Stem Cell Sciences, a company founded in Australia more than a decade ago and now based in Edinburgh, supplies stem cells and the growth agents that can turn these "master cells" into other kinds of cells.

It has already sold its services and licences to its technology to a variety of large drug research companies including GlaxoSmithKline and Sanofi-Aventis of France.

Stem cell science holds out the prospect of allowing the human body to regenerate tissue that has been damaged by disease or by an accident.

Peter Mountford, the company's founder, said that fund managers had questioned whether drug discovery companies could make profits out of what remains very early-stage and difficult science, but that his company has revenues already from selling the services and technology.

"We can make all sorts of different cell types in the laboratory to sell to the pharmaceutical industry now so that they can develop new drugs," he said.

Stem Cell Sciences has hired Collins Stewart as advisers to raise £10m-£15m in a float that could value the loss-making company at between £30m and £40m after the new money.

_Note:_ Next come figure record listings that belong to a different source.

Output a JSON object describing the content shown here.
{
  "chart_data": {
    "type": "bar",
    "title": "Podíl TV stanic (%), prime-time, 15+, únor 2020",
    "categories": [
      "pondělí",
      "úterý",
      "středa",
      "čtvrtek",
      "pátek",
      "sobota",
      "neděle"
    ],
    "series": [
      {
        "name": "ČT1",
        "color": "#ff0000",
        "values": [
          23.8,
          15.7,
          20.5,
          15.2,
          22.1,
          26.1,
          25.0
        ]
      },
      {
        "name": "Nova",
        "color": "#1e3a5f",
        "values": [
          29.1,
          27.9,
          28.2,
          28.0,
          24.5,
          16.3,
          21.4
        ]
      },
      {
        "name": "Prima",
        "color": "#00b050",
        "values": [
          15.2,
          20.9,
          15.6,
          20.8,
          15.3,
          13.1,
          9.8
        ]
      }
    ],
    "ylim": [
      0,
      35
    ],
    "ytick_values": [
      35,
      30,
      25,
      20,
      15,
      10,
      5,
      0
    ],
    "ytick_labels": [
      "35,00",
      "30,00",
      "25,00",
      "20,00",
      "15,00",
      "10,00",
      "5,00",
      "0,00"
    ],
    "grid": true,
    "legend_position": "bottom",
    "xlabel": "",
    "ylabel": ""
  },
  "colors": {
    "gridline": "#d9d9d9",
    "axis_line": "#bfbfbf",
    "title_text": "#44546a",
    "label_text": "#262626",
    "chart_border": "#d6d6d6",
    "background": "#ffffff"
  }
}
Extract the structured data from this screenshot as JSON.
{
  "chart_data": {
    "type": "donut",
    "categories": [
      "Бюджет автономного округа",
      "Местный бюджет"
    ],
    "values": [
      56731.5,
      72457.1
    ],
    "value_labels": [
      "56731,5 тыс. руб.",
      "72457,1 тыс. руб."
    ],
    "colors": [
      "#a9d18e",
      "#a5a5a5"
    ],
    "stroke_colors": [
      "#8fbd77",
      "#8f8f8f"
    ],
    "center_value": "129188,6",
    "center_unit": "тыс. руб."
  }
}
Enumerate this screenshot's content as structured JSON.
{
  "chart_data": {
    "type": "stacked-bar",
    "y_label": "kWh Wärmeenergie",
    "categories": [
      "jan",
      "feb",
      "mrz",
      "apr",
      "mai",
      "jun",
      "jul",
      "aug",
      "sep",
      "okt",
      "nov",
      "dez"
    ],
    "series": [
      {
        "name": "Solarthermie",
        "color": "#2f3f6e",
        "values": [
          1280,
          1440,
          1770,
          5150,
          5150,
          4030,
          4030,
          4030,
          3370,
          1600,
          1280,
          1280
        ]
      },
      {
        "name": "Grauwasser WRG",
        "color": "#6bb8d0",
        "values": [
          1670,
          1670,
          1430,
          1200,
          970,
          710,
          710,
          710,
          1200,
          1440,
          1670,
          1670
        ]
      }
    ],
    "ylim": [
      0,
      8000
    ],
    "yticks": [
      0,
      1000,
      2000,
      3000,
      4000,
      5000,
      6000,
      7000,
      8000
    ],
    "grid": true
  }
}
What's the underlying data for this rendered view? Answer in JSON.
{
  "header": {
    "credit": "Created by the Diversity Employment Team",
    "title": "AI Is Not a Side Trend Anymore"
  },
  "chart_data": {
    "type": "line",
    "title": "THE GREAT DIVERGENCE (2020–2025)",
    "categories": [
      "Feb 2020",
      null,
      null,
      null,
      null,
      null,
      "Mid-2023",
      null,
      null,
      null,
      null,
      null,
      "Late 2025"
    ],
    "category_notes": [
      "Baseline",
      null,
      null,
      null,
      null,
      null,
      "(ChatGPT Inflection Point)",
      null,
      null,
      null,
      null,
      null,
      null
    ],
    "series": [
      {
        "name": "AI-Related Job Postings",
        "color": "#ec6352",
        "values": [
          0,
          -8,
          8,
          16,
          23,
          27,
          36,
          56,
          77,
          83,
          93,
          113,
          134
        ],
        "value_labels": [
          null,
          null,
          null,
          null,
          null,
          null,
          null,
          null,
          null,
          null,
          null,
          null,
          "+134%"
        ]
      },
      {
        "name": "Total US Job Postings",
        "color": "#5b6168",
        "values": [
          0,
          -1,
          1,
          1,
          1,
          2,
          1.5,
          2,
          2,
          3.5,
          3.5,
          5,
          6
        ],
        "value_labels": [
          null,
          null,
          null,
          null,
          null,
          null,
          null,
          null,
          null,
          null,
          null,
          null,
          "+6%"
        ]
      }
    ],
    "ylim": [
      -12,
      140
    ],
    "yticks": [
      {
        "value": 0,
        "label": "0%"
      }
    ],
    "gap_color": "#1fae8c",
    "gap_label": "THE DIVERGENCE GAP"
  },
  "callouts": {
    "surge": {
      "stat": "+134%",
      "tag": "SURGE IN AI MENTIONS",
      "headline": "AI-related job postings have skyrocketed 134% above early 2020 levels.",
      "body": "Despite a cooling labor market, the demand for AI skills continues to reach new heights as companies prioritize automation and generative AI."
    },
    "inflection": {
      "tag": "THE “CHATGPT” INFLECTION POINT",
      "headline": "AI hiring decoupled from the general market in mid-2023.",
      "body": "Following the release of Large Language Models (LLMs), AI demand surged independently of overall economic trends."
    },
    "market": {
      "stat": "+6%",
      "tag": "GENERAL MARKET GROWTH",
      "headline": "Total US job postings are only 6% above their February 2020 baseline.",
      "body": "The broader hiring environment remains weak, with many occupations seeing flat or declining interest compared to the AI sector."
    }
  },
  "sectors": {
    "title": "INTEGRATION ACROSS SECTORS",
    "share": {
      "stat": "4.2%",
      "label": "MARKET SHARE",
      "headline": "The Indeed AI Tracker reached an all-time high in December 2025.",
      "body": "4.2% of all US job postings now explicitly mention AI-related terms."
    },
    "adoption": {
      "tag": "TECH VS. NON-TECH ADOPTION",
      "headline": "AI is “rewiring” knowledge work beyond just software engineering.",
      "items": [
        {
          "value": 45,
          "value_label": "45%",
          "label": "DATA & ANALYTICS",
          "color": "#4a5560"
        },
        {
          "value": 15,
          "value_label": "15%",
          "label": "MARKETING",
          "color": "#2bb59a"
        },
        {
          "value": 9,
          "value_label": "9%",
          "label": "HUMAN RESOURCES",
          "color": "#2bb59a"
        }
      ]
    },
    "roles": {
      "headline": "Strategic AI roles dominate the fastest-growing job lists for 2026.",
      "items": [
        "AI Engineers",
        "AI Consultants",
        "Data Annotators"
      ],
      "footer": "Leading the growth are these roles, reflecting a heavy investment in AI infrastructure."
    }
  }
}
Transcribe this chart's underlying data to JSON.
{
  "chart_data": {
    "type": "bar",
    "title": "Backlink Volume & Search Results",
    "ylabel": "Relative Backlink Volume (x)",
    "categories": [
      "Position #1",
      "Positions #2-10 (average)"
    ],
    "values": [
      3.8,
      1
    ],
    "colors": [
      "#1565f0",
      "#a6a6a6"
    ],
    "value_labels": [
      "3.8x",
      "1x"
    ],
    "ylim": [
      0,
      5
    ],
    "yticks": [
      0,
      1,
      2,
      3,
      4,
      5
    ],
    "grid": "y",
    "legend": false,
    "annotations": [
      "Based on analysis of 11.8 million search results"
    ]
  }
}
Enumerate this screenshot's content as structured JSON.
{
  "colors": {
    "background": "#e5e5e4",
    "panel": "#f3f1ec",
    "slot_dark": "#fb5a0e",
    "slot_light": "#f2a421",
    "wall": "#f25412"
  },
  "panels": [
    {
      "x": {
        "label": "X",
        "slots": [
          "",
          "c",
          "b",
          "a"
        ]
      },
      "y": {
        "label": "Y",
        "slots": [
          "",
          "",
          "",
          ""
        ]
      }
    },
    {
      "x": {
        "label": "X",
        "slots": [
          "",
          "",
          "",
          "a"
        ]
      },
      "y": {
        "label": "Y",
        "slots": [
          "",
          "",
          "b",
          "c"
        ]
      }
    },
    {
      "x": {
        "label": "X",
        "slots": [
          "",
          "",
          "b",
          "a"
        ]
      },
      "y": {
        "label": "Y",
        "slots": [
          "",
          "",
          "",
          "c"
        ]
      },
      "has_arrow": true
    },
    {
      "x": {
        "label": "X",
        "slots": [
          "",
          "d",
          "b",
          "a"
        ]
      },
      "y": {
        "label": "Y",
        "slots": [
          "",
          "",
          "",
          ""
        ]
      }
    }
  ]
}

The shares are due to start trading on 4 July.

Michael Dexter, a former director of the Wellcome Trust, is the chairman of the company. Mr Mountford controls 22 per cent of the company, which includes a trust for the academics who have contributed to its scientific development.

The money raised will be used to build a new facility in Cambridge where it can speed the production of stem cell lines, and on establishing a new presence in the US. Many US states are vying to attract the company, Mr Mountford said, since Federal resistance to the use of stem cells from unwanted embryos has set back American progress in this scientific area.

The company is expected to announce the award of a significant US patent for its technology this week.

Stem Cell Sciences is also doing its own very early-stage drug research work, mainly funded by a European Union grant, focusing on Parkinson's disease and epilepsy.